Nick Paumgarten at The New Yorker has written a 10,000-word profile on legendary musician Billy Joel—a sweeping, vivid look at Joel’s personal history, the shaping of his career, and the man he is today. This year, “the Piano Man” became a resident at Madison Square Garden, playing sold-out shows every month—but he hasn’t put out a new album since 1993. Among the revelations in the piece is Joel’s candid, bitterness-free explanation of why he will never release another album: Mainly, he just doesn’t have anything new to say.

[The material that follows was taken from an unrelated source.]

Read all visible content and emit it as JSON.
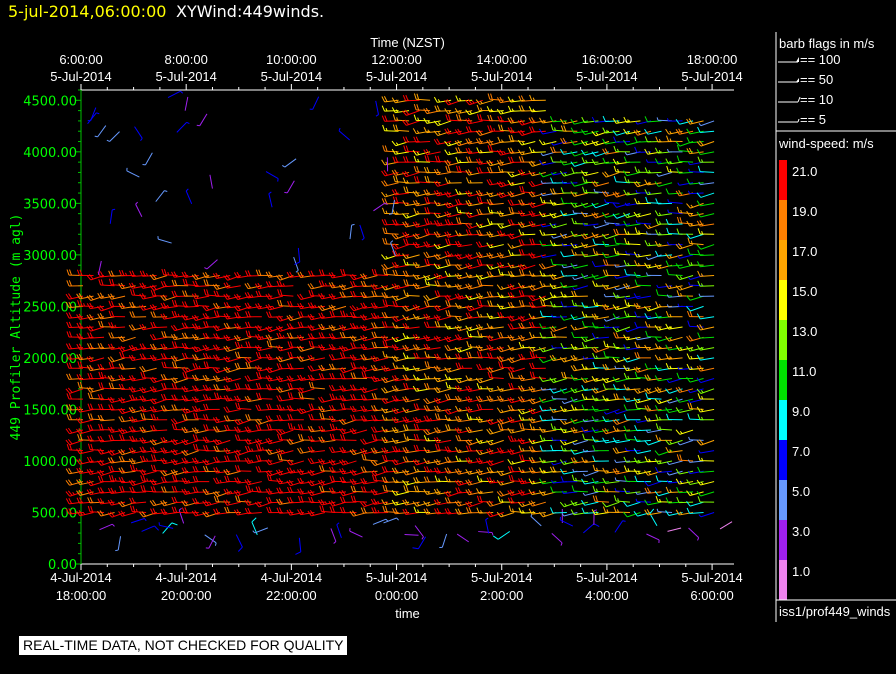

“Over the years, Elton [John] would say, ‘Why don’t you make more albums?’ And I’d say, ‘Why don’t you make less?’… Some people think it’s because I’m lazy or I’m just being contrary. But, no, I think it’s just—I’ve had my say.” Joel says when other artists continue to cash in on their name past their prime, the results aren’t pretty. “If I put out an album now, it would probably sell pretty well, because of who I am, but that’s no reason to do it. I’d want it to be good. And I’ve seen artists on that treadmill, putting out albums year after year, and the albums get worse and worse, less and less interesting, and it’s, like, maybe you should stop.”
Maybe most interesting and timely is Joel’s take on how fame distorts the reception of an artist’s music—something Taylor Swift knows a thing or two about. Joel remembers how the public pored over his River of Dreams lyrics in the wake of his divorce from Christie Brinkley, not unlike how Swift’s “Out of the Woods” prompted a frenzy of media speculation that the song is about her relationship with ex Harry Styles. “[I]t’s easier to write more personal stuff when you’re not as well known… You can’t create something that’s an independent entity, made out of whole cloth. They know who you’re in a relationship with, what your past is. They tend to draw their own conclusions. Your image becomes more powerful than the things you create.”
The last reason Joel declines to put out new music, though, is also the simplest: Joel, 65, isn’t up for the grueling hub-bub that goes into making a new album anymore. The guy has made it into the Rock and Roll Hall of Fame, and has 33 Top 40 hits under his belt (about twice as many as Bruce Springsteen, Paumgarten notes). Can you blame him for being content with his career?
“I’m not crazy about going into a recording studio and doing that kind of life again… Or taking on another project where there’s other people involved—arrangers and orchestrators and conductors and producers. I don’t want to deal with it. It’s a megillah. You have to have a certain amount of ambition to want to do all that. And I look back at the guy who was the recording artist, this Billy Joel guy, and I think, Who the f–k was that guy? He was very ambitious, very driven, and I don’t feel like that anymore.”